Sucedió en un tiempo en que el mundo giraba lento. Nicolás se levantaba todos los días temprano para ir al colegio. Porque aunque el mundo giraba lento, igual había que ir al colegio. La mamá lo despertaba, le daba un beso, Nicolás se lavaba los dientes, se vestía y caminaba siete cuadras hasta llegar a la escuela.


Antes de entrar, miraba hacia arriba y saludaba al sol, era una costumbre que le había enseñado el abuelo Roberto. Ese día, por primera vez, el sol le respondió


—Buen día sol, ¿cómo estás?

—Bien, todo bien. Un poco estresado, toda la semana las nubes no me dejaban hacer mis cosas, pero hoy estoy más tranquilo. Descansando un poco, observando como el planeta de ustedes gira tan lento. Es muy divertido mirarlos.


Nicolás giró la cabeza hacia un costado, al otro, pero no, no había nadie, ningún amigo que le esté haciendo algún chiste.


—Sol, ¿de verdad sos vos el que me está contestando? —preguntó Nicolás.

—Claro, Nico. ¿No te enseñó tu mamá que hay ciertas cosas con las que no se hacen bromas?

—Sí, pero me resulta muy extraño, nunca me pasó de escucharle la voz al sol. Es más, no sabía que tenía voz.

—Yo siempre estoy hablando, lo que pasa es que son pocos los que tienen la capacidad de escucharme.


Nicolás volvió a mirar a todos lados, y no, no había nadie, debía ser cierto que era el sol el que hablaba.


—¿Y por qué a mí? ¿Por qué soy yo el que te está escuchando y no otra persona?

—Vos sos bueno conmigo, todos los días me estás saludando. Pero no es recomendable hacer tantas preguntas.


De pronto una nube, dos, tres, cien.


—Y ahora solcito, ¿me vas a seguir hablando?

—Claro, con los amigos en las buenas y en las malas.


En pocos minutos, ya no eran cien nubes, eran miles.
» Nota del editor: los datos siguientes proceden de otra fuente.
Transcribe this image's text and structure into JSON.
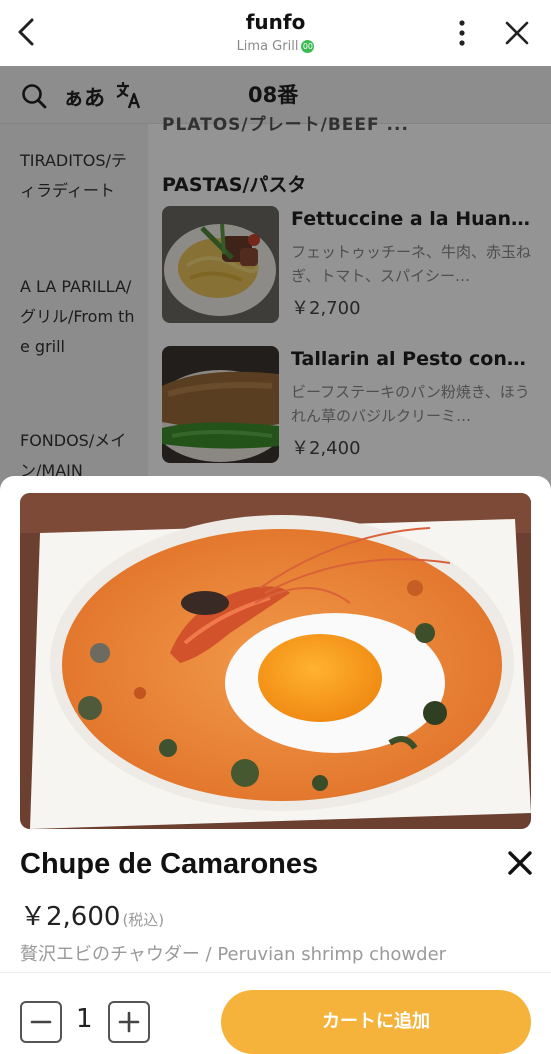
{
  "header": {
    "title": "funfo",
    "subtitle": "Lima Grill",
    "verified_mark": "00"
  },
  "toolbar": {
    "kana_label": "ぁあ",
    "table_number": "08番"
  },
  "sidebar": {
    "items": [
      {
        "label": "TIRADITOS/ティラディート"
      },
      {
        "label": "A LA PARILLA/グリル/From the grill"
      },
      {
        "label": "FONDOS/メイン/MAIN"
      }
    ]
  },
  "main": {
    "previous_section": "PLATOS/プレート/BEEF ...",
    "section_title": "PASTAS/パスタ",
    "items": [
      {
        "name": "Fettuccine a la Huan…",
        "desc": "フェットゥッチーネ、牛肉、赤玉ねぎ、トマト、スパイシー…",
        "price": "￥2,700"
      },
      {
        "name": "Tallarin al Pesto con …",
        "desc": "ビーフステーキのパン粉焼き、ほうれん草のバジルクリーミ…",
        "price": "￥2,400"
      }
    ]
  },
  "sheet": {
    "dish_name": "Chupe de Camarones",
    "price": "￥2,600",
    "tax_note": "(税込)",
    "description": "贅沢エビのチャウダー / Peruvian shrimp chowder",
    "quantity": "1",
    "add_to_cart_label": "カートに追加"
  },
  "colors": {
    "accent": "#f5b33c",
    "verified": "#3cba54"
  },
  "icons": [
    "back-arrow-icon",
    "more-vertical-icon",
    "close-icon",
    "search-icon",
    "translate-icon",
    "minus-icon",
    "plus-icon"
  ]
}
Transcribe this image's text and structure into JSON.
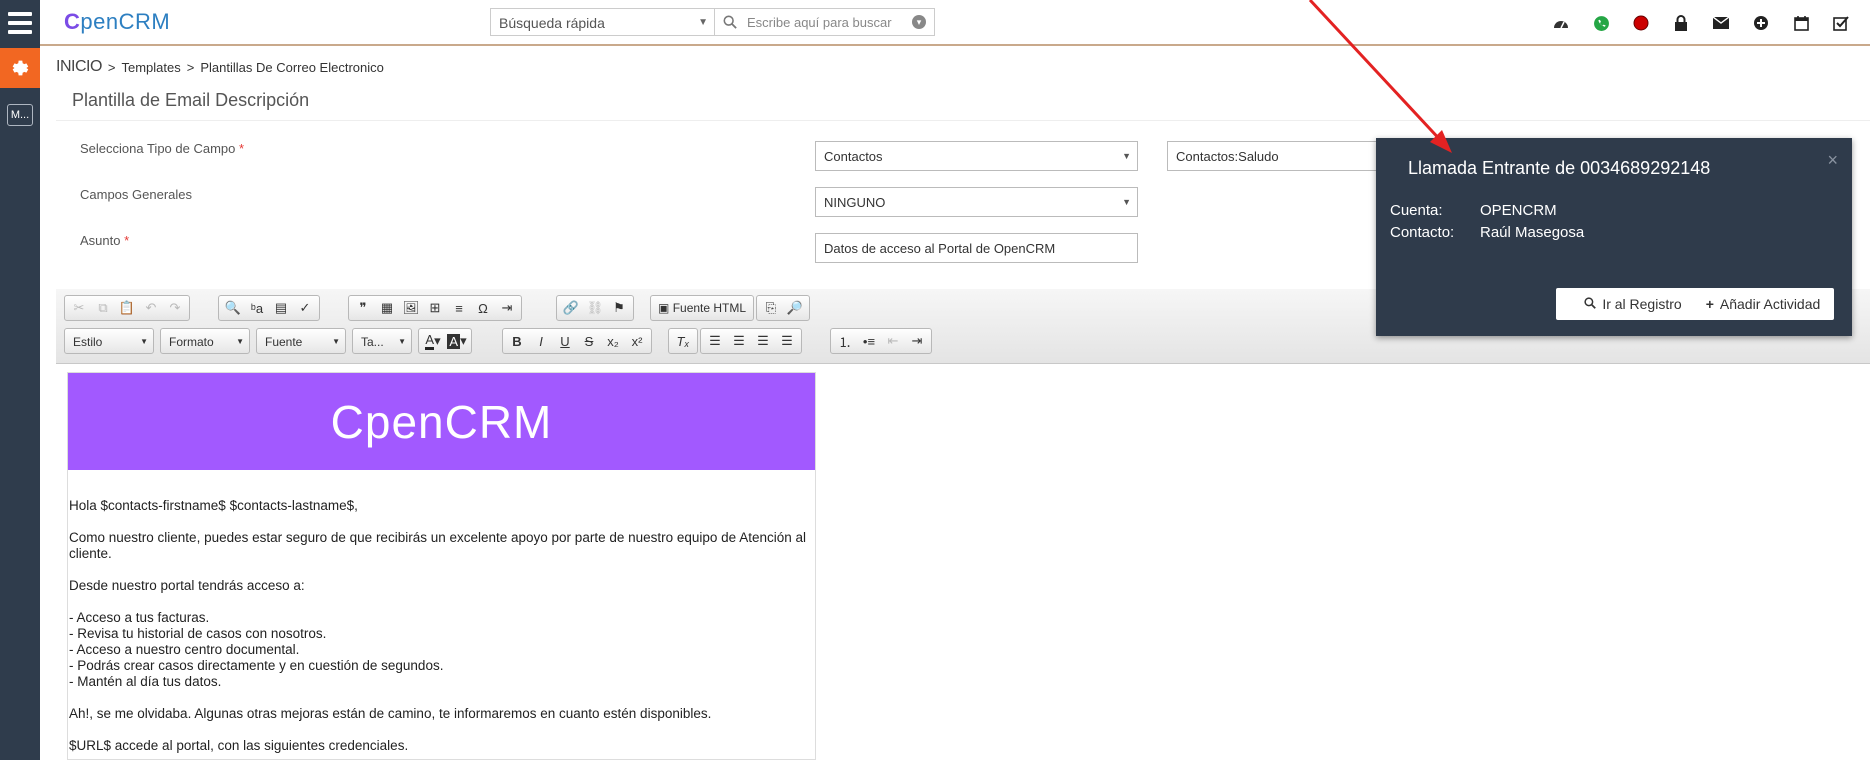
{
  "app": {
    "logo_text": "penCRM",
    "logo_letter": "C",
    "module_short": "M..."
  },
  "header": {
    "quick_search_label": "Búsqueda rápida",
    "search_placeholder": "Escribe aquí para buscar"
  },
  "breadcrumb": {
    "home": "INICIO",
    "items": [
      "Templates",
      "Plantillas De Correo Electronico"
    ],
    "sep": ">"
  },
  "form": {
    "title": "Plantilla de Email Descripción",
    "field_type_label": "Selecciona Tipo de Campo",
    "field_type_value": "Contactos",
    "field_type_sub_value": "Contactos:Saludo",
    "general_label": "Campos Generales",
    "general_value": "NINGUNO",
    "subject_label": "Asunto",
    "subject_value": "Datos de acceso al Portal de OpenCRM",
    "required_mark": "*"
  },
  "editor": {
    "source_label": "Fuente HTML",
    "combo_style": "Estilo",
    "combo_format": "Formato",
    "combo_font": "Fuente",
    "combo_size": "Ta...",
    "banner_logo": "penCRM",
    "banner_letter": "C",
    "body": {
      "greeting": "Hola $contacts-firstname$ $contacts-lastname$,",
      "p1": "Como nuestro cliente, puedes estar seguro de que recibirás un excelente apoyo por parte de nuestro equipo de Atención al cliente.",
      "p2": "Desde nuestro portal tendrás acceso a:",
      "list": [
        "- Acceso a tus facturas.",
        "- Revisa tu historial de casos con nosotros.",
        "- Acceso a nuestro centro documental.",
        "- Podrás crear casos directamente y en cuestión de segundos.",
        "- Mantén al día tus datos."
      ],
      "p3": "Ah!, se me olvidaba. Algunas otras mejoras están de camino, te informaremos en cuanto estén disponibles.",
      "p4": "$URL$ accede al portal, con las siguientes credenciales."
    }
  },
  "popup": {
    "title": "Llamada Entrante de 0034689292148",
    "close": "×",
    "account_label": "Cuenta:",
    "account_value": "OPENCRM",
    "contact_label": "Contacto:",
    "contact_value": "Raúl Masegosa",
    "go_button": "Ir al Registro",
    "add_button": "Añadir Actividad"
  },
  "colors": {
    "rail": "#2f3c4c",
    "accent_orange": "#f26722",
    "banner_purple": "#a259ff",
    "popup_bg": "#2f3b4b",
    "arrow_red": "#e32222"
  }
}
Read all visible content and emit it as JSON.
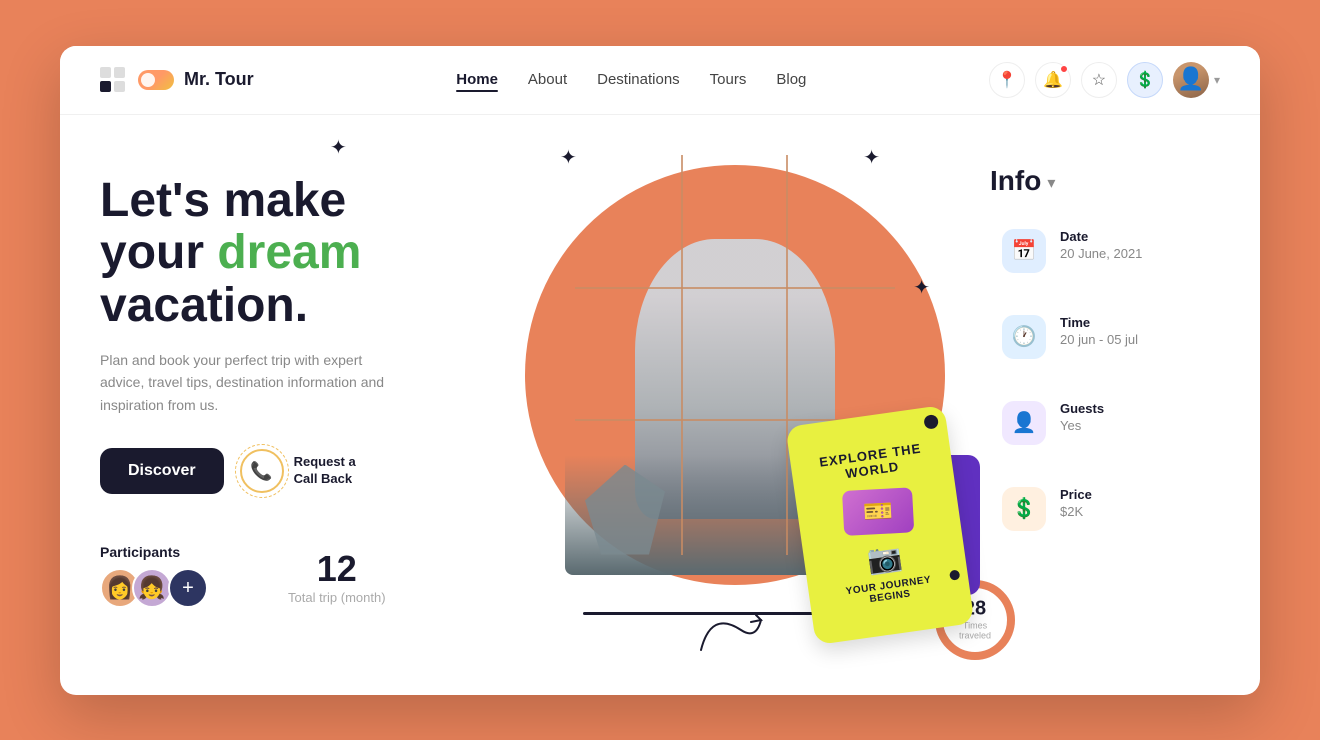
{
  "brand": {
    "name": "Mr. Tour"
  },
  "nav": {
    "links": [
      {
        "id": "home",
        "label": "Home",
        "active": true
      },
      {
        "id": "about",
        "label": "About",
        "active": false
      },
      {
        "id": "destinations",
        "label": "Destinations",
        "active": false
      },
      {
        "id": "tours",
        "label": "Tours",
        "active": false
      },
      {
        "id": "blog",
        "label": "Blog",
        "active": false
      }
    ]
  },
  "hero": {
    "title_line1": "Let's make",
    "title_line2": "your ",
    "title_highlight": "dream",
    "title_line3": "vacation.",
    "subtitle": "Plan and book your perfect trip with expert advice, travel tips, destination information and inspiration from us.",
    "cta_primary": "Discover",
    "cta_secondary_line1": "Request a",
    "cta_secondary_line2": "Call Back"
  },
  "stats": {
    "participants_label": "Participants",
    "total_trip_number": "12",
    "total_trip_label": "Total trip (month)",
    "times_traveled": "28",
    "times_traveled_label": "Times traveled"
  },
  "info": {
    "title": "Info",
    "items": [
      {
        "id": "date",
        "label": "Date",
        "value": "20 June, 2021",
        "icon": "📅",
        "color": "blue"
      },
      {
        "id": "time",
        "label": "Time",
        "value": "20 jun - 05 jul",
        "icon": "🕐",
        "color": "light-blue"
      },
      {
        "id": "guests",
        "label": "Guests",
        "value": "Yes",
        "icon": "👤",
        "color": "purple"
      },
      {
        "id": "price",
        "label": "Price",
        "value": "$2K",
        "icon": "💲",
        "color": "orange"
      }
    ]
  },
  "yellow_card": {
    "title": "EXPLORE THE WORLD",
    "subtitle": "YOUR JOURNEY BEGINS"
  }
}
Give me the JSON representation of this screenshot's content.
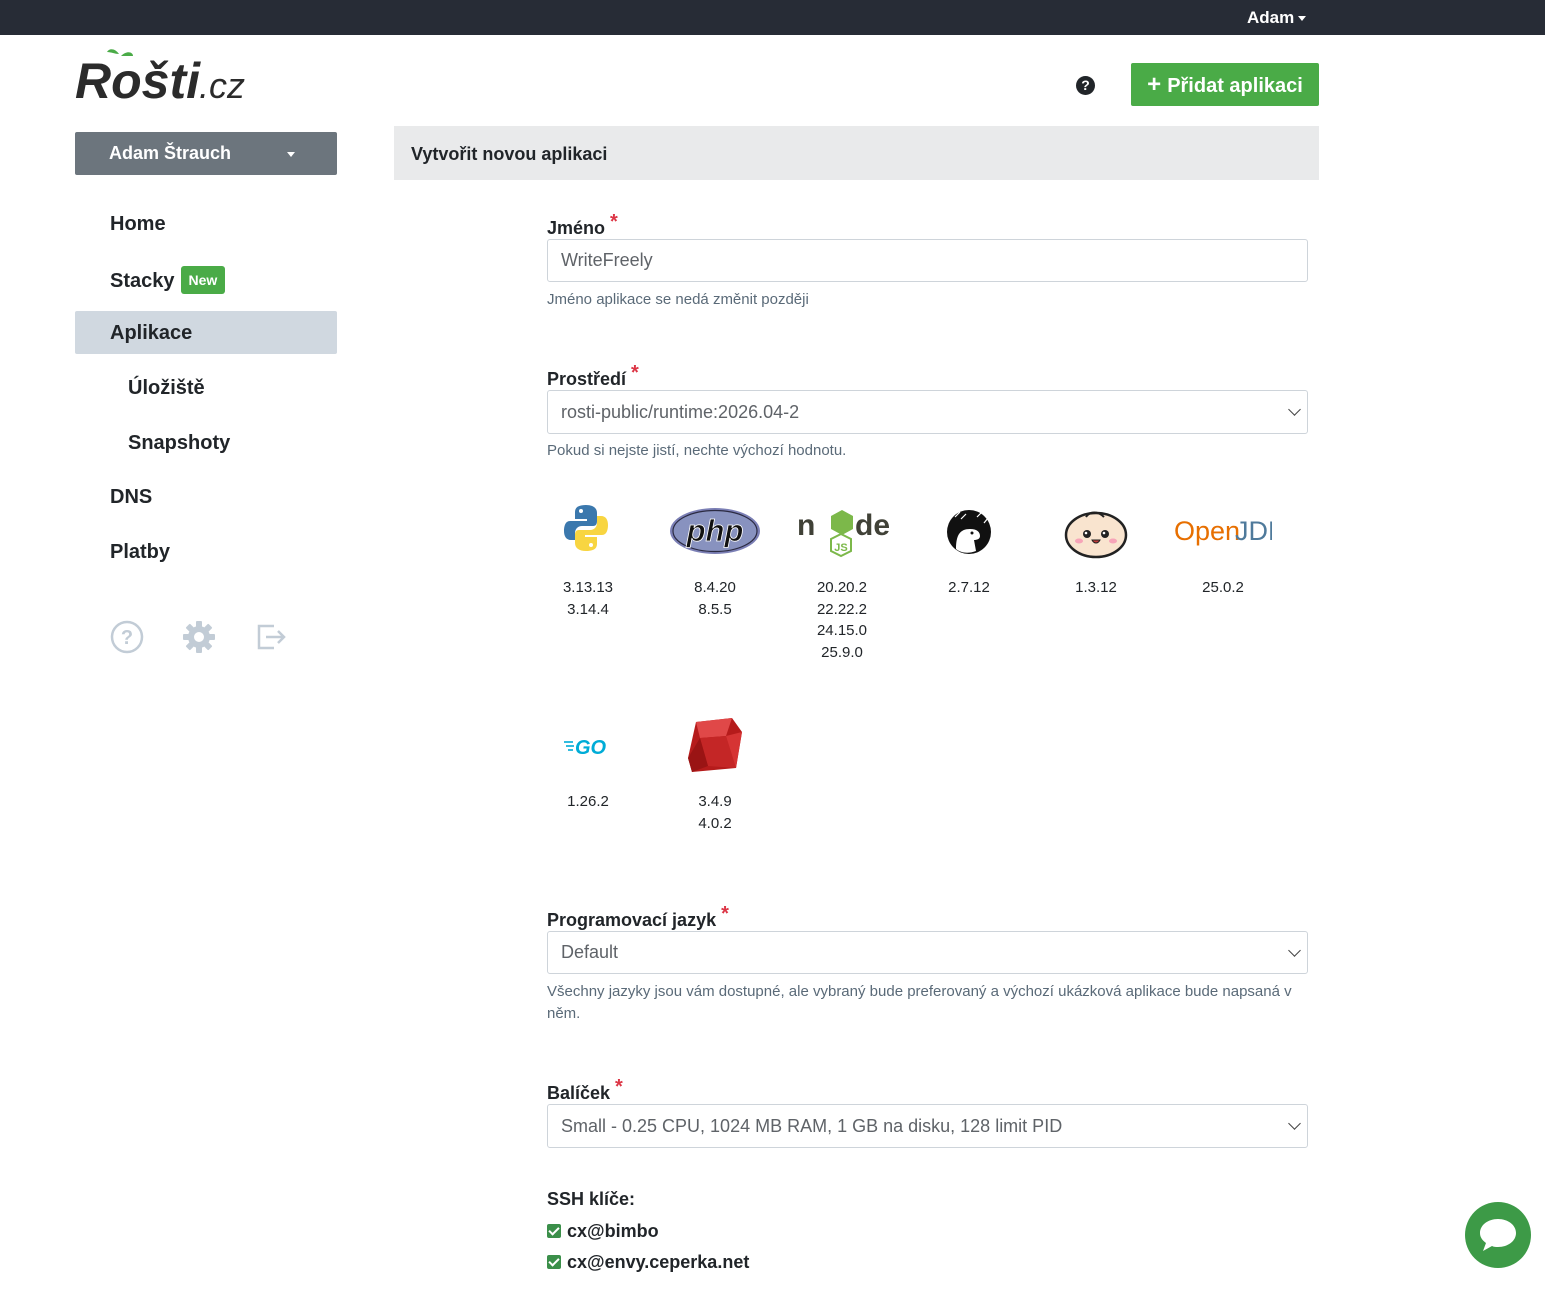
{
  "topbar": {
    "user": "Adam"
  },
  "logo": {
    "text_main": "Rošti",
    "text_tld": ".cz"
  },
  "header": {
    "add_app_label": "Přidat aplikaci",
    "help": "?"
  },
  "sidebar": {
    "account": "Adam Štrauch",
    "items": [
      {
        "label": "Home"
      },
      {
        "label": "Stacky",
        "badge": "New"
      },
      {
        "label": "Aplikace"
      },
      {
        "label": "Úložiště"
      },
      {
        "label": "Snapshoty"
      },
      {
        "label": "DNS"
      },
      {
        "label": "Platby"
      }
    ]
  },
  "form": {
    "title": "Vytvořit novou aplikaci",
    "name": {
      "label": "Jméno",
      "required": "*",
      "value": "WriteFreely",
      "hint": "Jméno aplikace se nedá změnit později"
    },
    "runtime": {
      "label": "Prostředí",
      "required": "*",
      "value": "rosti-public/runtime:2026.04-2",
      "hint": "Pokud si nejste jistí, nechte výchozí hodnotu."
    },
    "runtimes": [
      {
        "icon": "python-icon",
        "versions": [
          "3.13.13",
          "3.14.4"
        ]
      },
      {
        "icon": "php-icon",
        "versions": [
          "8.4.20",
          "8.5.5"
        ]
      },
      {
        "icon": "nodejs-icon",
        "versions": [
          "20.20.2",
          "22.22.2",
          "24.15.0",
          "25.9.0"
        ]
      },
      {
        "icon": "deno-icon",
        "versions": [
          "2.7.12"
        ]
      },
      {
        "icon": "bun-icon",
        "versions": [
          "1.3.12"
        ]
      },
      {
        "icon": "openjdk-icon",
        "versions": [
          "25.0.2"
        ]
      },
      {
        "icon": "go-icon",
        "versions": [
          "1.26.2"
        ]
      },
      {
        "icon": "ruby-icon",
        "versions": [
          "3.4.9",
          "4.0.2"
        ]
      }
    ],
    "language": {
      "label": "Programovací jazyk",
      "required": "*",
      "value": "Default",
      "hint_line1": "Všechny jazyky jsou vám dostupné, ale vybraný bude preferovaný a výchozí ukázková aplikace bude napsaná v",
      "hint_line2": "něm."
    },
    "package": {
      "label": "Balíček",
      "required": "*",
      "value": "Small - 0.25 CPU, 1024 MB RAM, 1 GB na disku, 128 limit PID"
    },
    "ssh": {
      "label": "SSH klíče:",
      "keys": [
        "cx@bimbo",
        "cx@envy.ceperka.net"
      ]
    }
  },
  "brand": {
    "accent": "#4aab47",
    "topbar": "#272c36"
  }
}
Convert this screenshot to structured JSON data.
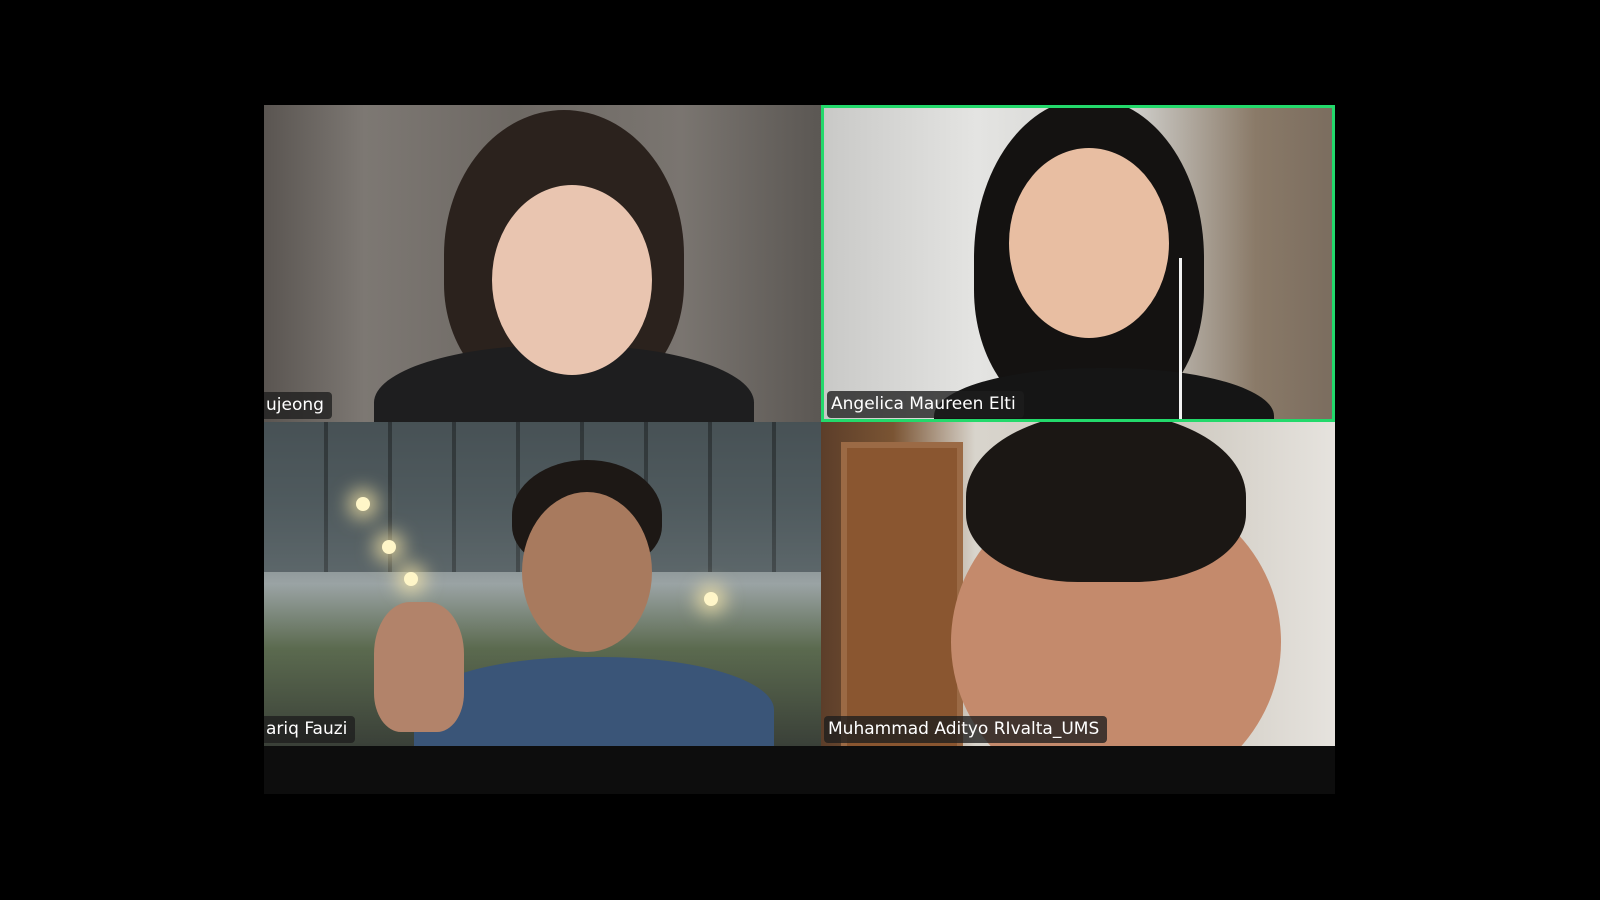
{
  "meeting": {
    "participants": [
      {
        "name": "ujeong",
        "active_speaker": false
      },
      {
        "name": "Angelica Maureen Elti",
        "active_speaker": true
      },
      {
        "name": "ariq Fauzi",
        "active_speaker": false
      },
      {
        "name": "Muhammad Adityo RIvalta_UMS",
        "active_speaker": false
      }
    ]
  },
  "colors": {
    "background": "#000000",
    "active_speaker_border": "#23d96b",
    "name_label_bg": "#1e1e1e"
  }
}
Empezó a oscurecer, el sol ya ni se veía.


—Sol, ¿estás?

—Por supuesto.


Miles y miles de nubes, cada vez más oscuras, hasta que sucedió lo inevitable: la lluvia. No era una lluvia más, era la lluvia más fuerte de toda la vida de Nicolás. Los árboles caían, los pájaros huían, al colegio se le volaban el techo y las paredes. Pero Nicolás estaba seco, ni una gota.


—Sol, ¿seguís ahí?

—Sí, claro. Adentro tuyo.


En el tiempo en que el mundo giraba lento, pasaban cosas muy raras.